Potter is terrifyingly great in all her roles, whether it be the aforementioned Leanne, the coded female bodybuilder Courtney, or the ten years too late Britney Spears wannabe Tamsin. She channels Sainsbury’s voice and has an electric presence onstage that makes her a joy to watch; each character has a clear core and voice that really allows her the flexibility to do some crazy, hilarious things throughout.

Gardiner is less strong than Potter, seeming to build his characters out of tics and funny voices rather than anchor them in anything concrete. His Rupert and Anthony are very similar vocally, whereas his Diane is initially difficult to tell apart from the other characters. Aside from this, his transitions between characters are less clean than Potter’s chameleonic shifts. However, his Francois is a bizarre bit of genius, and his patriarchal Philip is equal parts buffoonery and menacing. It doesn’t hurt the production much, and he has a definite chemistry with Potter that sparks some of the best moments of the play.

Daniel Williams’s set is clever in its versatility, serving visually as a cross-section of that messy Kiwi shed that we all have in our backyards while being adaptable enough to serve as the backdrop for anywhere the script chooses to throw at it. It also lends the production a dark undertone: we’re seeing where all this family’s secrets are kept and it’s laid wide open for us to see. Jane Hakaraia’s lighting works well with the set to define the various spaces, while also amping up the gruesomeness of some of the play’s more shocking moments.

Sunday Roast has been given a production that makes a big statement without ever insisting upon itself. It’s a credit to Sophie Roberts that it delivers this statement in terms of artistic direction—as it will invariably be viewed—but is also just a great production. It is a local play, a big step up for an already critically acclaimed writer, and a step into darker, more homegrown territory for a company committed to producing contemporary work.
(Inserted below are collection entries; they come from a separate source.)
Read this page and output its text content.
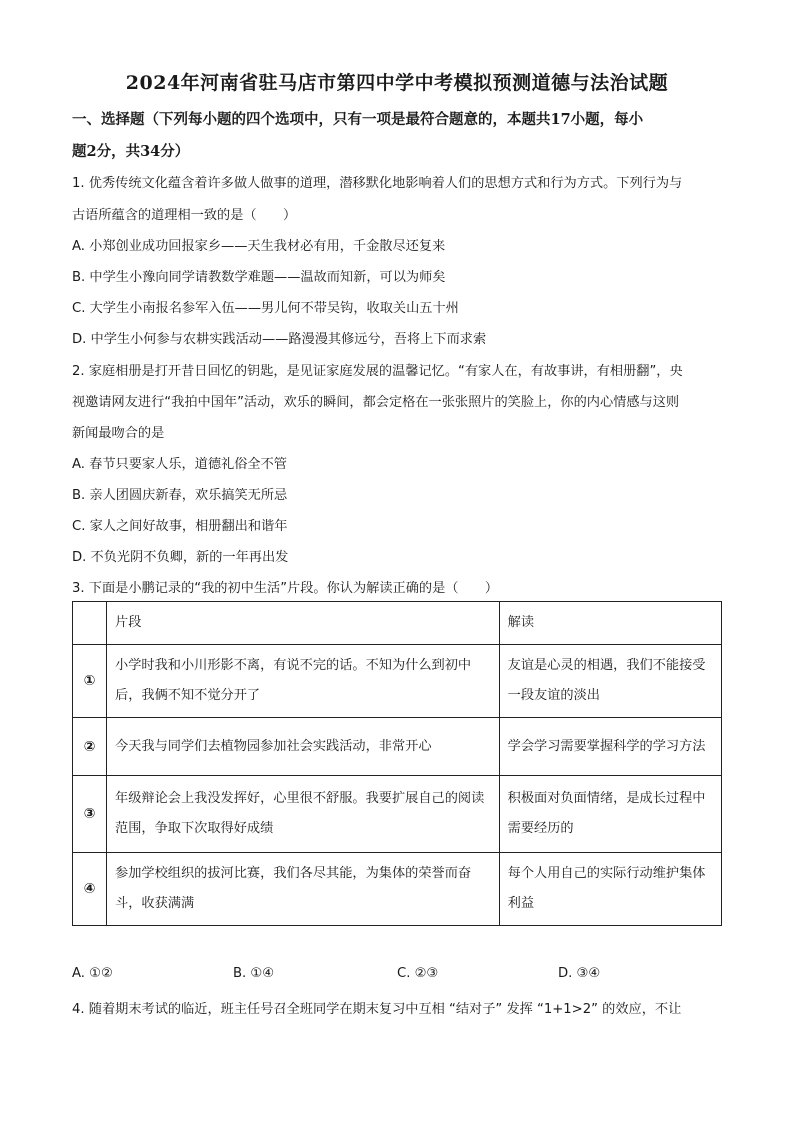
2024年河南省驻马店市第四中学中考模拟预测道德与法治试题
一、选择题（下列每小题的四个选项中，只有一项是最符合题意的，本题共17小题，每小
题2分，共34分）
1. 优秀传统文化蕴含着许多做人做事的道理，潜移默化地影响着人们的思想方式和行为方式。下列行为与
古语所蕴含的道理相一致的是（　　）
A. 小郑创业成功回报家乡——天生我材必有用，千金散尽还复来
B. 中学生小豫向同学请教数学难题——温故而知新，可以为师矣
C. 大学生小南报名参军入伍——男儿何不带吴钩，收取关山五十州
D. 中学生小何参与农耕实践活动——路漫漫其修远兮，吾将上下而求索
2. 家庭相册是打开昔日回忆的钥匙，是见证家庭发展的温馨记忆。“有家人在，有故事讲，有相册翻”，央
视邀请网友进行“我拍中国年”活动，欢乐的瞬间，都会定格在一张张照片的笑脸上，你的内心情感与这则
新闻最吻合的是
A. 春节只要家人乐，道德礼俗全不管
B. 亲人团圆庆新春，欢乐搞笑无所忌
C. 家人之间好故事，相册翻出和谐年
D. 不负光阴不负卿，新的一年再出发
3. 下面是小鹏记录的“我的初中生活”片段。你认为解读正确的是（　　）
	片段	解读
①	小学时我和小川形影不离，有说不完的话。不知为什么到初中后，我俩不知不觉分开了	友谊是心灵的相遇，我们不能接受一段友谊的淡出
②	今天我与同学们去植物园参加社会实践活动，非常开心	学会学习需要掌握科学的学习方法
③	年级辩论会上我没发挥好，心里很不舒服。我要扩展自己的阅读范围，争取下次取得好成绩	积极面对负面情绪，是成长过程中需要经历的
④	参加学校组织的拔河比赛，我们各尽其能，为集体的荣誉而奋斗，收获满满	每个人用自己的实际行动维护集体利益
A. ①②	B. ①④	C. ②③	D. ③④
4. 随着期末考试的临近，班主任号召全班同学在期末复习中互相 “结对子” 发挥 “1+1>2” 的效应，不让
The production has Roberts’s thumbprint on it without ever taking precedence. There is a cleanness to the production, even in the final 20 minutes where things get truly crazy, and an emotional clarity that is pure Roberts, and it puts to rest any concerns an audience might have had about the company post-Shane Bosher. This production and this company are in safe, talented hands.

Which leaves us with Sunday Roast, which is a damn good show, and a hilarious one at that. If you’ve liked a Thomas Sainsbury show before—and chances are everybody who is even slightly into theatre in this city has seen a Sainsbury play—then you’re going to love this. And if you’ve never checked out a Silo show, for whatever reason, this is an engaging, entertainingly low-brow place to start. See this show.